XML Stream Filter
Overview
The XML Stream Filter is an Okapi component that implements the IFilter interface for XML documents. It uses a stream parser, which allows to process much larger documents than a filter based on a DOM-based parser like the XML Filter. If you need to use ITS, use the XML Filter.
Processing Details
Input Encoding
The filter decides which encoding to use for the input document using the following logic:
- If the document has an encoding declaration it is used.

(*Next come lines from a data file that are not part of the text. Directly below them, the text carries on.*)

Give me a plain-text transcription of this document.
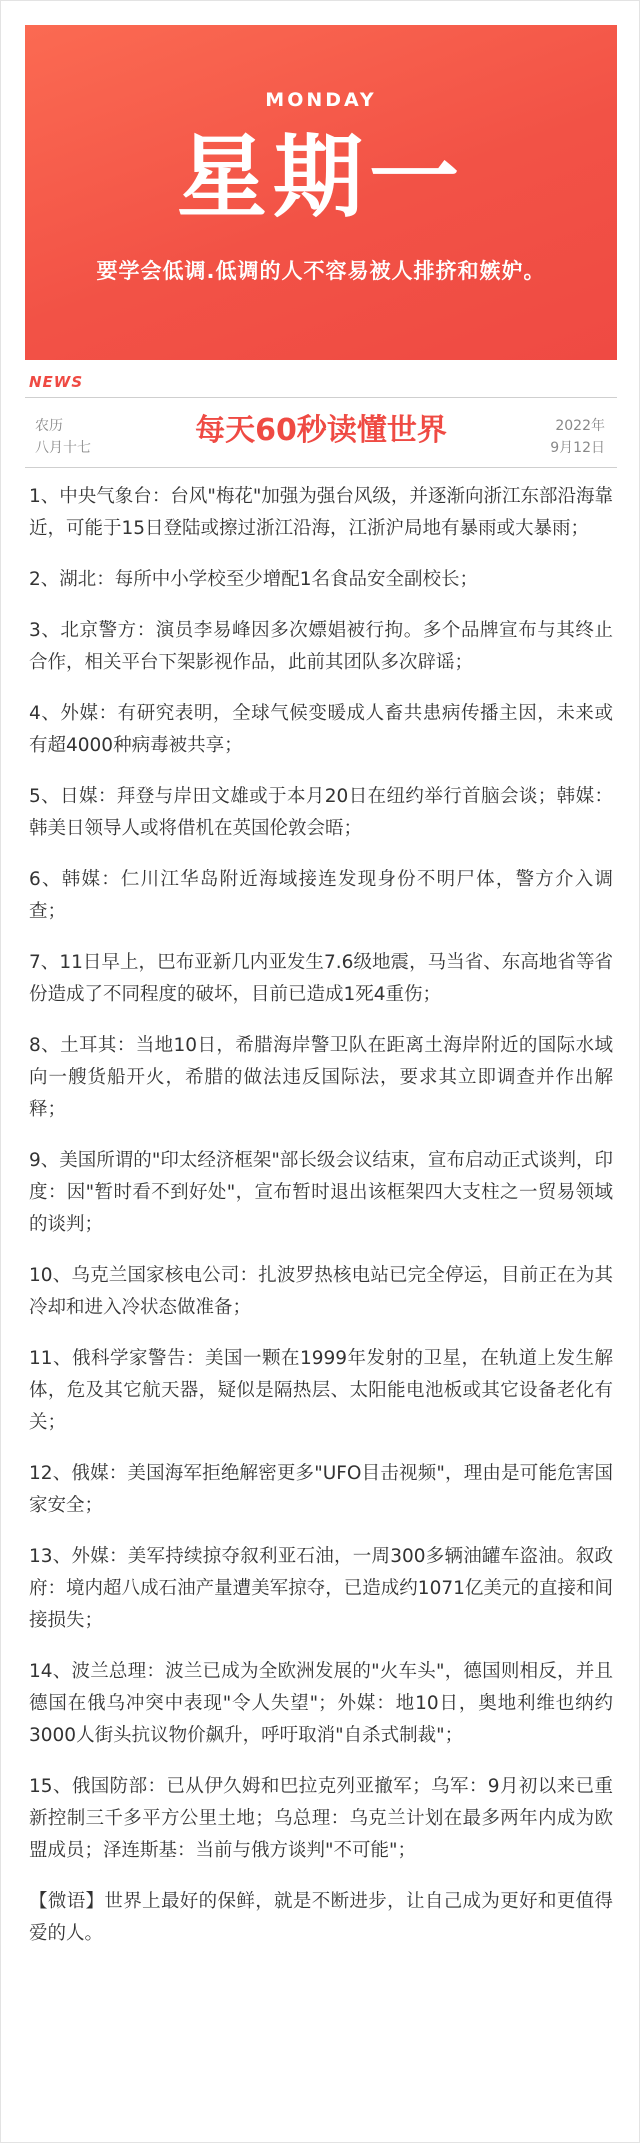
MONDAY
星期一
要学会低调.低调的人不容易被人排挤和嫉妒。
NEWS
农历
八月十七	每天60秒读懂世界	2022年
9月12日

1、中央气象台：台风"梅花"加强为强台风级，并逐渐向浙江东部沿海靠近，可能于15日登陆或擦过浙江沿海，江浙沪局地有暴雨或大暴雨；

2、湖北：每所中小学校至少增配1名食品安全副校长；

3、北京警方：演员李易峰因多次嫖娼被行拘。多个品牌宣布与其终止合作，相关平台下架影视作品，此前其团队多次辟谣；

4、外媒：有研究表明，全球气候变暖成人畜共患病传播主因，未来或有超4000种病毒被共享；

5、日媒：拜登与岸田文雄或于本月20日在纽约举行首脑会谈；韩媒：韩美日领导人或将借机在英国伦敦会晤；

6、韩媒：仁川江华岛附近海域接连发现身份不明尸体，警方介入调查；

7、11日早上，巴布亚新几内亚发生7.6级地震，马当省、东高地省等省份造成了不同程度的破坏，目前已造成1死4重伤；

8、土耳其：当地10日，希腊海岸警卫队在距离土海岸附近的国际水域向一艘货船开火，希腊的做法违反国际法，要求其立即调查并作出解释；

9、美国所谓的"印太经济框架"部长级会议结束，宣布启动正式谈判，印度：因"暂时看不到好处"，宣布暂时退出该框架四大支柱之一贸易领域的谈判；

10、乌克兰国家核电公司：扎波罗热核电站已完全停运，目前正在为其冷却和进入冷状态做准备；

11、俄科学家警告：美国一颗在1999年发射的卫星，在轨道上发生解体，危及其它航天器，疑似是隔热层、太阳能电池板或其它设备老化有关；

12、俄媒：美国海军拒绝解密更多"UFO目击视频"，理由是可能危害国家安全；

13、外媒：美军持续掠夺叙利亚石油，一周300多辆油罐车盗油。叙政府：境内超八成石油产量遭美军掠夺，已造成约1071亿美元的直接和间接损失；

14、波兰总理：波兰已成为全欧洲发展的"火车头"，德国则相反，并且德国在俄乌冲突中表现"令人失望"；外媒：地10日，奥地利维也纳约3000人街头抗议物价飙升，呼吁取消"自杀式制裁"；

15、俄国防部：已从伊久姆和巴拉克列亚撤军；乌军：9月初以来已重新控制三千多平方公里土地；乌总理：乌克兰计划在最多两年内成为欧盟成员；泽连斯基：当前与俄方谈判"不可能"；

【微语】世界上最好的保鲜，就是不断进步，让自己成为更好和更值得爱的人。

- Otherwise, UTF-8 is used as the default encoding (regardless the actual default encoding that was specified when opening the document).
Output Encoding
If the output encoding is UTF-8:
- If the input encoding was also UTF-8, a Byte-Order-Mark is used for the output document only if one was detected in the input document.
- If the input encoding was not UTF-8, no Byte-Order-Mark is used in the output document.
If the original document had an XML encoding declaration it is updated, if it did not, one is automatically added.
Line-Breaks
The type of line-breaks of the output is the same as the one of the original input.
Quote Mode
Escaping of quote and apostrophe (single quote) characters can be changed by adding these lines to the config file:
quoteModeDefined: true quoteMode: 3
Current quote modes:
- Do not escape single or double quotes: UNESCAPED = 0
- Escape single and double quotes to a named entity: ALL = 1
- Escape double quotes to a named entity, and single quotes to a numeric entity: NUMERIC_SINGLE_QUOTES = 2
- Escape double quotes only: DOUBLE_QUOTES_ONLY = 3
Parameters
This filter uses the same type of YAML-based configuration as the HTML Filter. An editor for creating and modifying its configuration is under construction. All parameters described in the HTML Filter's documentation are also available in the XML Stream Filter, with the exception of escapeCharacters
.
Additional Filtering of CDATA Content
Some XML contains additional content within CDATA sections. The default behavior of the XML Stream Filter is to expose CDATA content directly for translation. However, in many cases the CDATA content is in another format (often HTML) that requires additional markup processing prior to translation. The global_cdata_subfilter
parameter specifies an additional filter that will be applied to all CDATA content. The value of this option should be the name of another filter configuration. For example, to process CDATA content as HTML, use the option:
global_cdata_subfilter: okf_html
Additional Filtering of PCDATA Content
Some XML contains additional content in other format directly as PCDATA -- within its element content. Most frequently, this is HTML content that has been escaped an additional time. An example of this type of content might look like:
<test> <p>This is embedded HTML content within a p tag.</p> </test>
This content must be first extracted as XML content and then processed with an additional filter before being exposed for translation. The global_pcdata_subfilter
specifies an additional filter that will be applied to such content. The value of this option should be the name of another filter configuration. For example, to process PCDATA content as HTML, use the option:
global_pcdata_subfilter: okf_html
Note: The global_pcdata_subfilter
option doesn't pass all PCDATA to the subfilter. Only content that has been matched as part of a TEXTUNIT
tag rule will be passed to the subfilter. Content that is matched with an INCLUDE
rule will not be passed to the subfilter. So to process the example above, you would need to make sure that the test
tag was matching a TEXTUNIT
rule:
global_pcdata_subfilter: okf_html elements: test: ruleTypes: [TEXTUNIT]
See the HTML Filter documentation for more information about tag rules.
Limitations
- There is no transparent support for namespace prefixes: You have to declare the element names with their prefixed in the configuration.
- The filter is not case-sensitive (e.g. the elements
<elem>
and<Elem>
are seen as identical, which is not the case according the XML specification.